Les autorités de la plus grande ville de Côte d'Ivoire ont démoli des maisons dans des zones à faible revenu pour des raisons de santé publique, laissant des milliers de personnes sans abri et sans nulle part où aller.
Des centaines de maisons ont été détruites en février lors d'une vague de démolitions ciblant les zones sous-développées d'Abidjan, le centre économique en pleine croissance du pays.
Le gouvernement affirme que cela est dû à des problèmes de santé publique, car les zones pauvres – construites le long d'une lagune dans cette ville portuaire de 6,3 millions d'habitants sur la côte sud de l'Afrique de l'Ouest – subissent des inondations meurtrières pendant la saison des pluies.

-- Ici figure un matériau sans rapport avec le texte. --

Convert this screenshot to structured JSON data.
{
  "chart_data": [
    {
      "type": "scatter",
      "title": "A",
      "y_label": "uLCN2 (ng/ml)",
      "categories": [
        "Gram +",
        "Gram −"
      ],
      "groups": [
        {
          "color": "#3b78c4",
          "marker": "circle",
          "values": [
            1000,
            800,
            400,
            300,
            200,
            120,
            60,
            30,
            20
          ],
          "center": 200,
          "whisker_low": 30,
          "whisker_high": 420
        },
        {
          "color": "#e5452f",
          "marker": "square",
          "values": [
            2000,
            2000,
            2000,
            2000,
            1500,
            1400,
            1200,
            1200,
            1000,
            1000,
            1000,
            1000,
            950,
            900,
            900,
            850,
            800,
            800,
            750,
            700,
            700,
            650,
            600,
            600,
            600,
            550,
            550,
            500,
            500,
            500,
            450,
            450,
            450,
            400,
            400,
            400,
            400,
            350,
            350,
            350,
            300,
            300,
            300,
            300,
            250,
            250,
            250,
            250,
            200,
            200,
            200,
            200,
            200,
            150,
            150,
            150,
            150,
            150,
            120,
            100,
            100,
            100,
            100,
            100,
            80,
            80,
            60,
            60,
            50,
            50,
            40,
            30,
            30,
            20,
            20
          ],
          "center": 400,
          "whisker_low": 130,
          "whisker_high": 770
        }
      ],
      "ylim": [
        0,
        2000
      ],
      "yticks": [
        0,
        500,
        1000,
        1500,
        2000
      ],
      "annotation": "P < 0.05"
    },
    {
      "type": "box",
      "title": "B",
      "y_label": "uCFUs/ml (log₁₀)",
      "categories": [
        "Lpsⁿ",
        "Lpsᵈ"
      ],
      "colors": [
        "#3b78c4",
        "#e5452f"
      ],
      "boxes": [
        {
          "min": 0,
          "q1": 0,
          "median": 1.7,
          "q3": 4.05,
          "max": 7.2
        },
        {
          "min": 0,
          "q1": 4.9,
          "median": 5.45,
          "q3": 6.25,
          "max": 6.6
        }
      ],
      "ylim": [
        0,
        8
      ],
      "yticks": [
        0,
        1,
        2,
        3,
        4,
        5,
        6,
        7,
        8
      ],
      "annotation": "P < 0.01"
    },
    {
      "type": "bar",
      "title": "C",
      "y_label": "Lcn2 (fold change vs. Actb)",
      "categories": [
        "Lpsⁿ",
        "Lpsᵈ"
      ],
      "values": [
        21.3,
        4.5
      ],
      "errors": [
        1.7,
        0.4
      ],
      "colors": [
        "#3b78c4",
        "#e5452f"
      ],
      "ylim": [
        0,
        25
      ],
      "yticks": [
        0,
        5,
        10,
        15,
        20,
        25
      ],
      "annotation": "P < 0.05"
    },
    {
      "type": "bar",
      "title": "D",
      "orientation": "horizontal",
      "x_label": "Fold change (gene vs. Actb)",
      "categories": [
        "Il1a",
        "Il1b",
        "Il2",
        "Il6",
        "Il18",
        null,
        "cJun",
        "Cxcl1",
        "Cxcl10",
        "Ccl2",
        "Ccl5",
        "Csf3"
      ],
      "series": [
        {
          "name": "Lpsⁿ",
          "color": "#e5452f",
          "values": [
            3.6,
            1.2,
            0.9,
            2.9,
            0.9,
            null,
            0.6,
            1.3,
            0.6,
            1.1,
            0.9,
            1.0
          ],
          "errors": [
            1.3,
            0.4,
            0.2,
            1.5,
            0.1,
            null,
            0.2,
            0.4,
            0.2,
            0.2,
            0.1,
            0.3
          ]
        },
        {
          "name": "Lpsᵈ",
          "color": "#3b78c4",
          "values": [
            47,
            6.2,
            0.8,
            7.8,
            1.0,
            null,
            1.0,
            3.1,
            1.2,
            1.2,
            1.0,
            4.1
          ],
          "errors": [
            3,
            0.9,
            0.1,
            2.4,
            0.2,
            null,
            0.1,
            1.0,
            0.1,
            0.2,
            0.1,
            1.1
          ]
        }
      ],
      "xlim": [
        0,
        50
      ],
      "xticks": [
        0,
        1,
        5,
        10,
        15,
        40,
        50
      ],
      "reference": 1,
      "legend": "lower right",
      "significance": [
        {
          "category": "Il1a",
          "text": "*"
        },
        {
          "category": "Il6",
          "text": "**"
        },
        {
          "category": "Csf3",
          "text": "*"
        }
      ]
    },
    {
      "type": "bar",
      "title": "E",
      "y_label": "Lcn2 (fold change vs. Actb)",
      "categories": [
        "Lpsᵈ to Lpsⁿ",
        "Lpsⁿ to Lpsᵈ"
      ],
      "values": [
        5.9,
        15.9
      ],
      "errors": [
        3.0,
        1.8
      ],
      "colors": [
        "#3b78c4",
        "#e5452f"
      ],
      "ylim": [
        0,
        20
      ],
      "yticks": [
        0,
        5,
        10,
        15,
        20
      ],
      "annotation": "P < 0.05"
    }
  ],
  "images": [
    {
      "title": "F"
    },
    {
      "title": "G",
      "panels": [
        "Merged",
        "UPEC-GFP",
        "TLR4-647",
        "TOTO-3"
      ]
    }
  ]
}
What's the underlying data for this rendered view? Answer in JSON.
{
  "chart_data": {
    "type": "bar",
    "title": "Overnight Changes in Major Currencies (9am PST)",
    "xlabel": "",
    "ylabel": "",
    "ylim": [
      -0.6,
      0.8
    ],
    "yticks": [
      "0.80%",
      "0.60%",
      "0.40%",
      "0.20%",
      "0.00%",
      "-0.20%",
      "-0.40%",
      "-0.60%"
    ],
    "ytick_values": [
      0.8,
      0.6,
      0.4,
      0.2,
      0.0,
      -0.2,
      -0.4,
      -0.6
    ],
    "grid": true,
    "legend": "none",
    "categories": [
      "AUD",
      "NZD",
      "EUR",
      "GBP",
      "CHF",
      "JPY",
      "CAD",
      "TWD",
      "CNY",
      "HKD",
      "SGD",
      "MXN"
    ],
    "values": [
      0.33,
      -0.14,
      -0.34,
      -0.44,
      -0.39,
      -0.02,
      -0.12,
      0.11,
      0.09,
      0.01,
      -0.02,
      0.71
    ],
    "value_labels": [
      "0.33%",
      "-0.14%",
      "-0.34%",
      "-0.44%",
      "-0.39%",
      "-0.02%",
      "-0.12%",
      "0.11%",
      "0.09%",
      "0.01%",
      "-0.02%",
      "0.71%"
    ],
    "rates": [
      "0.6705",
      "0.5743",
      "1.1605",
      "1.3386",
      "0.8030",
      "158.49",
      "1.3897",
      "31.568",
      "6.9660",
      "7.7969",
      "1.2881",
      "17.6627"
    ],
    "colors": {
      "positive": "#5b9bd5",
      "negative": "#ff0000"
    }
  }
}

Plus de 300 personnes ont été tuées depuis 2005 et les autorités assurent que les déluges sont devenus un terrain fertile pour les maladies d'origine hydrique et autres.
Les démolitions dans les quartiers populaires ne sont pas nouvelles à Abidjan, où l’urbanisation rapide a entraîné un boom démographique et une pénurie de logements, avec près d’un Ivoirien sur cinq résidant dans la ville.
C’est un défi dans de nombreuses régions d’Afrique où les difficultés économiques ont poussé davantage de personnes vers les villes à la recherche de meilleures opportunités, mettant à rude épreuve une infrastructure déjà surchargée.
Cependant, la dernière démolition d’Abidjan – principalement dans les banlieues pauvres des districts de Gesco et Sebroko – est l’une des plus importantes depuis des années, avec des centaines de milliers d’habitants touchés depuis son début fin janvier.
Les familles expulsées et les groupes de défense des droits assurent que cette fois, cela se fait sans préavis ni indemnisation.
Les autorités locales ont défendu les démolitions et affirment que les relocalisations des familles sans abri vers des zones plus sûres ont commencé.
Quelque 35 % des Ivoiriens sont pauvres. Les pénuries d'eau sont un fléau quotidien, et de nombreuses personnes sont obligées d'aller chercher de l'eau dans les ruisseaux pour répondre à leurs besoins quotidiens.
Le pays a également dû faire face à d’autres défis, tels que les attaques djihadistes qui se sont propagées aux États côtiers d’Afrique de l’Ouest, dont la Côte d’Ivoire.
"La vision du gouvernement est claire. Il faut assainir ces quartiers", a déclaré le ministre ivoirien de la Communication, Amadou Coulibaly.
Il a assuré en février que certaines des personnes expulsées dans des quartiers comme Boribana étaient réinstallées dans au moins 1 000 maisons construites par le gouvernement.
De nombreuses familles restent cependant sans abri, bloquées dans plusieurs quartiers de la ville.
Les démolitions sont effectuées "de manière brutale (...) entraînant des conséquences désastreuses pour de nombreuses familles déjà vulnérables", a déclaré la Ligue ivoirienne des droits de l'homme dans un communiqué. Il a exhorté les autorités à mettre un terme à la campagne.
"C'est toute notre histoire. Je suis né ici. Mes parents sont ici depuis 40 ans. Boribana est donc comme notre village", a déclaré Youssouf Coulibaly, un leader des jeunes de Boribana.
"Imaginez un instant que quand nos enfants allaient à l'école, quand ils sortaient (de la maison) il n'y avait pas de policiers. Ils se disent qu'à midi, on va rentrer manger à la maison, et venir retrouver papa n'est pas là, maman n'est pas là, la maison n'est pas là." a déploré Coulibaly
Face à l'indignation et aux protestations des personnes expulsées, le président ivoirien Alassane Ouattara a demandé aux autorités locales d'Abidjan de « faire preuve de solidarité… pour préserver la cohésion et la paix sociale ».
Cependant, les autorités municipales affirment que les démolitions font partie d'un projet plus vaste visant à reconstruire et à fournir les commodités de base dans les quartiers. Des parcelles de terrain seraient louées aux personnes expulsées pour une durée pouvant aller jusqu'à 25 ans, pour environ 16 dollars par mois, disent-ils.
Le 8 avril, le gouvernement a annoncé qu'il avait commencé à indemniser les ménages touchés et que chacun recevrait approximativement 405 $ pour soutenir la relocalisation.
Dans un pays où le salaire minimum est d'environ 121 dollars par mois, certains estiment que ce n'est pas suffisant pour faire face au coût croissant du logement.
"Toutes les personnes déplacées recevront le soutien nécessaire à leur réinstallation", a déclaré Belmonde Dogo, le ministre chargé des efforts de réduction de la pauvreté.
La municipalité de Yopougon, majoritairement composée d'habitants de la classe ouvrière, a également annoncé son intention d'aider les personnes touchées.